Sugli affreschi antichi romani, veniva usata la prospettiva scientifica? Dall’esperienza di aver seguito importanti processi di attribuzione, credo che l’artista proprio c’entri molto poco. Lo studio della manifattura dei “classici” è stato microscopicamente studiato, è disponibile e funziona quasi sempre. Il pool di competenze che portano a una certificazione è vastissimo. Le radiografie e la ricerca scientifico-chimica sono pratiche recenti, che aiutano il riconoscimento, ma non sono risolutive: va sempre considerato sia il versante poietico che quello di sistema dell’Arte semplice o complesso, cioè, rivestito o meno di analisi raffinate che lo qualificano in termini di epoca e senso, che porta l’opera a noi, e un problema di processo è la sua affidabilità. Non dimentichiamo che tecnica e materiali, sono padronanza dei falsari prima che dei manieristi. Dunque, il problema dell’attribuzione è poietico, di tanti versanti semiologici che confluiscono nell’opera e anche il suo “viaggio” nel sistema dell’Arte.

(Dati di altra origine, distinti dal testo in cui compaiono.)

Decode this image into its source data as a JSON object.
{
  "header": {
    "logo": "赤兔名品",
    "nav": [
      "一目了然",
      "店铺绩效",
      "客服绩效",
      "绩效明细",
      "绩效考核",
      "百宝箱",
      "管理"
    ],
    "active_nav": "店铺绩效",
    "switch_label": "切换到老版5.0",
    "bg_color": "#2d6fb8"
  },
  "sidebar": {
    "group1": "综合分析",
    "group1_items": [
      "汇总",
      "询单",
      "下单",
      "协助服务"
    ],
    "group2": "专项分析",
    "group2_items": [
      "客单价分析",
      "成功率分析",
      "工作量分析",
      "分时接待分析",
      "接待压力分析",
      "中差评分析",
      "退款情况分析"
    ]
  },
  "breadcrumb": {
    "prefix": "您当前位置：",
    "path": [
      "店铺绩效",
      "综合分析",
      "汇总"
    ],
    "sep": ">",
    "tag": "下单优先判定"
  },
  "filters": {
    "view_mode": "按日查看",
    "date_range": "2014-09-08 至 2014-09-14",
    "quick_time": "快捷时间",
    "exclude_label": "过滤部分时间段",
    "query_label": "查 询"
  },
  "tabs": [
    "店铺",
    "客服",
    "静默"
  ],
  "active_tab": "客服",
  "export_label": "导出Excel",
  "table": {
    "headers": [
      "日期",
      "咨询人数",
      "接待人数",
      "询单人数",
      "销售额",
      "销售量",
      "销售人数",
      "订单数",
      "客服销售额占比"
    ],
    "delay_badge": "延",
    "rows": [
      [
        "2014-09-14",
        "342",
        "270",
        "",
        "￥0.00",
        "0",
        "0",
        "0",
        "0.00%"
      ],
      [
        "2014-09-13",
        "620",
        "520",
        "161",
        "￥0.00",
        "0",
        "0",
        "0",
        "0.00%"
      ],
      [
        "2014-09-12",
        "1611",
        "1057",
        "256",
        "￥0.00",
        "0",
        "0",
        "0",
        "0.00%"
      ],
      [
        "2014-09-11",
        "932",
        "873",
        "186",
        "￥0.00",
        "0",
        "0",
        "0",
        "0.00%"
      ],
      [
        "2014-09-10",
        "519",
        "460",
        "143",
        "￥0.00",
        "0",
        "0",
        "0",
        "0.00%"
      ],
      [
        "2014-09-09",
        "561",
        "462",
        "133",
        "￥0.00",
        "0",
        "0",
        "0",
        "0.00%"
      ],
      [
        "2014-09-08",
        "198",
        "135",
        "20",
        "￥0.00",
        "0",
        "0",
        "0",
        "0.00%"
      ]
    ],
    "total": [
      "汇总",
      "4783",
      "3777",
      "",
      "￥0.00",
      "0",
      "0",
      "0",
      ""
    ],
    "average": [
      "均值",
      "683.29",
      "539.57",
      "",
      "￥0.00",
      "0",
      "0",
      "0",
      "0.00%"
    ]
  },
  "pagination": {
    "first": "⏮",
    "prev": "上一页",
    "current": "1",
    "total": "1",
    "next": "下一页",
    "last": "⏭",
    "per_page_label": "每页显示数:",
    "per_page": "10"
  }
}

Un’opera senza storia documentata è di per sé sospetta, ma se un falso è recente si scopre con la scienza. Poi, invece, se è un’ottima opera di maniera mi pongo il problema se o meno abbia senso l’accanimento attributorio…

In epoca di contemporary, poi, chi usa pennello e scalpello, non ne sa necessariamente degli sfumati davinciani o del lieve materico raffaelliano. Un bravo critico deve sapere entrare in quegli aspetti di dettaglio dei processi manifatturieri delle diverse epoche e artisti, e può riuscirci solo col rispetto per la poiesi e i suoi attuatori.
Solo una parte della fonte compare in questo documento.